Predicting sampling advantage of stochastic Ising Machines for Quantum Simulations
Rutger J. L. F. Berns, Davi R. Rodrigues, Giovanni Finocchio, Johan H. Mentink
TL;DR
The paper addresses whether stochastic Ising machines (sIMs) can provide a computational advantage for simulating quantum magnets via Neural Network Quantum States (NQS) by mapping the NQS wavefunction to an Ising model and comparing sampling on a software-emulated sIM against Metropolis-Hastings sampling. It introduces a hardware-agnostic metric based on autocorrelation times to predict iso-accuracy sampling requirements, and uses pre-trained RBM models for the 2D Heisenberg model to quantify potential speedups.
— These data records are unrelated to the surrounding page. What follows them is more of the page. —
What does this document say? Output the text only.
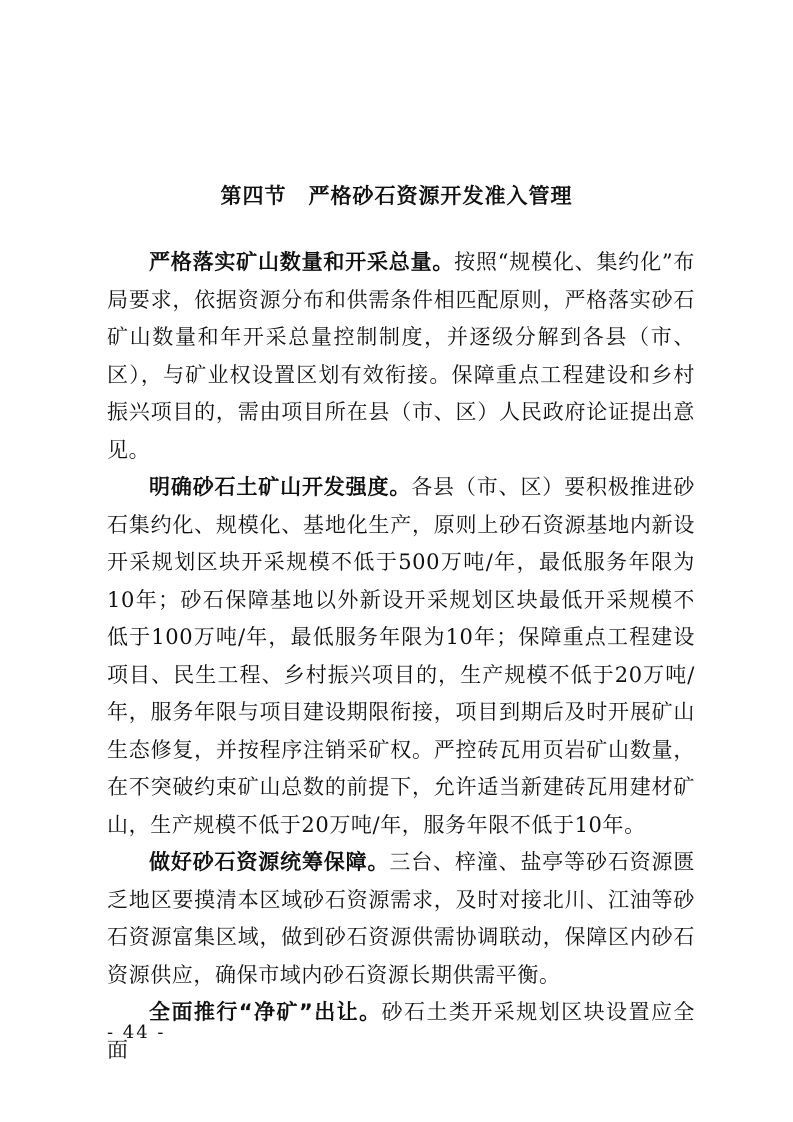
第四节 严格砂石资源开发准入管理

严格落实矿山数量和开采总量。按照“规模化、集约化”布局要求，依据资源分布和供需条件相匹配原则，严格落实砂石矿山数量和年开采总量控制制度，并逐级分解到各县（市、区），与矿业权设置区划有效衔接。保障重点工程建设和乡村振兴项目的，需由项目所在县（市、区）人民政府论证提出意见。

明确砂石土矿山开发强度。各县（市、区）要积极推进砂石集约化、规模化、基地化生产，原则上砂石资源基地内新设开采规划区块开采规模不低于500万吨/年，最低服务年限为10年；砂石保障基地以外新设开采规划区块最低开采规模不低于100万吨/年，最低服务年限为10年；保障重点工程建设项目、民生工程、乡村振兴项目的，生产规模不低于20万吨/年，服务年限与项目建设期限衔接，项目到期后及时开展矿山生态修复，并按程序注销采矿权。严控砖瓦用页岩矿山数量，在不突破约束矿山总数的前提下，允许适当新建砖瓦用建材矿山，生产规模不低于20万吨/年，服务年限不低于10年。

做好砂石资源统筹保障。三台、梓潼、盐亭等砂石资源匮乏地区要摸清本区域砂石资源需求，及时对接北川、江油等砂石资源富集区域，做到砂石资源供需协调联动，保障区内砂石资源供应，确保市域内砂石资源长期供需平衡。

全面推行“净矿”出让。砂石土类开采规划区块设置应全面

- 44 -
The results indicate that for alpha=2 networks, sIM-based sampling can outperform MH by 2-4 orders of magnitude, while larger networks encounter higher autocorrelation due to energy barriers; sparse models may mitigate this. The study provides a practical framework for predicting sIM advantages without hardware deployment and highlights pathways toward scalable, energy-efficient quantum simulations.
Abstract
Stochastic Ising machines, sIMs, are highly promising accelerators for optimization and sampling of computational problems that can be formulated as an Ising model. Here we investigate the computational advantage of sIM for simulations of quantum magnets with neural-network quantum states (NQS), in which the quantum many-body wave function is mapped onto an Ising model. We study the sampling performance of sIM for NQS by comparing sampling on a software-emulated sIM with standard Metropolis-Hastings sampling for NQS. We quantify the sampling efficiency by the number of steps required to reach iso-accurate stochastic estimation of the variational energy and show that this is entirely determined by the autocorrelation time of the sampling. This enables predications of sampling advantage without direct deployment on hardware. For the quantum Heisenberg models studied and experimental results on the runtime of sIMs, we project a possible speed-up of 100 to 10000, suggesting great opportunities for studying complex quantum systems at larger scales.